We included six cohort studies in the analysis of mortality among people who developed GBS after being vaccinated against COVID-19 regardless of the vaccine technology. We identified 28 deaths in 524 GBS cases for a total of 696,978,860 vaccine doses. The random-effect model proportion yielded 0.10 deaths with GBS per million doses of COVID-19 vaccine (95%CI 0.00; 0.75) (Fig. 7A). Considering the mortality among GBS the random-effect model proportion yielded 4.6 deaths for every 100 GBS cases after COVID-19 vaccination (95%CI 1.23, 5.45) (Fig. 7B).

Fig. 7

Forest plots of GBS mortality after COVID-19 vaccination. A with respect to administered doses; B with respect to GBS cases after vaccination. Events: number of deaths; Total: number of total COVID-19 vaccine doses (A) and GBS cases (B)

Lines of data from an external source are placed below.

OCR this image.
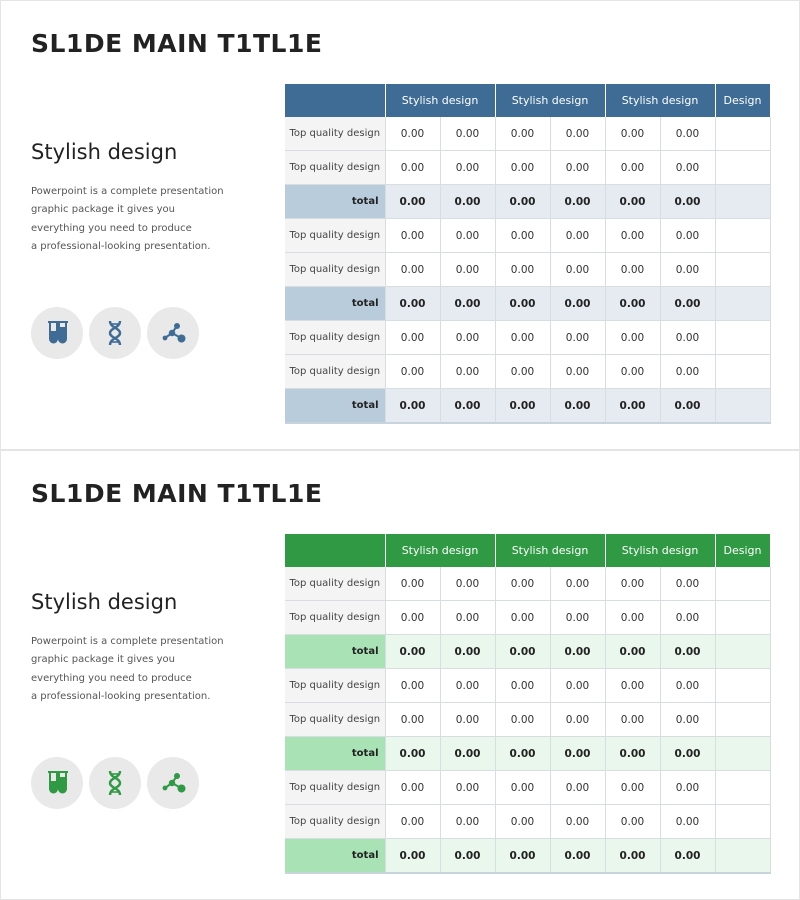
SL1DE MAIN T1TL1E
Stylish design
Powerpoint is a complete presentation
graphic package it gives you
everything you need to produce
a professional-looking presentation.
	Stylish design		Stylish design		Stylish design		Design
Top quality design	0.00	0.00	0.00	0.00	0.00	0.00	
Top quality design	0.00	0.00	0.00	0.00	0.00	0.00	
total	0.00	0.00	0.00	0.00	0.00	0.00	
Top quality design	0.00	0.00	0.00	0.00	0.00	0.00	
Top quality design	0.00	0.00	0.00	0.00	0.00	0.00	
total	0.00	0.00	0.00	0.00	0.00	0.00	
Top quality design	0.00	0.00	0.00	0.00	0.00	0.00	
Top quality design	0.00	0.00	0.00	0.00	0.00	0.00	
total	0.00	0.00	0.00	0.00	0.00	0.00	
SL1DE MAIN T1TL1E
Stylish design
Powerpoint is a complete presentation
graphic package it gives you
everything you need to produce
a professional-looking presentation.
	Stylish design		Stylish design		Stylish design		Design
Top quality design	0.00	0.00	0.00	0.00	0.00	0.00	
Top quality design	0.00	0.00	0.00	0.00	0.00	0.00	
total	0.00	0.00	0.00	0.00	0.00	0.00	
Top quality design	0.00	0.00	0.00	0.00	0.00	0.00	
Top quality design	0.00	0.00	0.00	0.00	0.00	0.00	
total	0.00	0.00	0.00	0.00	0.00	0.00	
Top quality design	0.00	0.00	0.00	0.00	0.00	0.00	
Top quality design	0.00	0.00	0.00	0.00	0.00	0.00	
total	0.00	0.00	0.00	0.00	0.00	0.00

Assessment of study quality, publication bias, heterogeneity, and sensitivity analyses

The overall quality of the included studies was deemed high (SI, Table S2). Assessment of funnel plot asymmetry with visual inspection and Egger’s and Peter’s test showed potential asymmetry for the following analyses: all vaccine technologies and adenoviral-vectored incidence, risk ratio between observed and expected for all vaccine technologies. Both FTT and GLMM methods showed similar results, with GLMM giving greater asymmetry in funnel plots and slightly wider prediction intervals (SI, Section 2). Leave-one-out sensitivity analysis was performed for some analyses (SI, Section 2). No single study significantly affected the computed effect size for each outcome, as shown by influence analysis and outlier remotion (SI, Section 2). Baujat plots were also produced when feasible to elucidate the contribution of a single study to the overall random-effect model heterogeneity (SI, Section 2).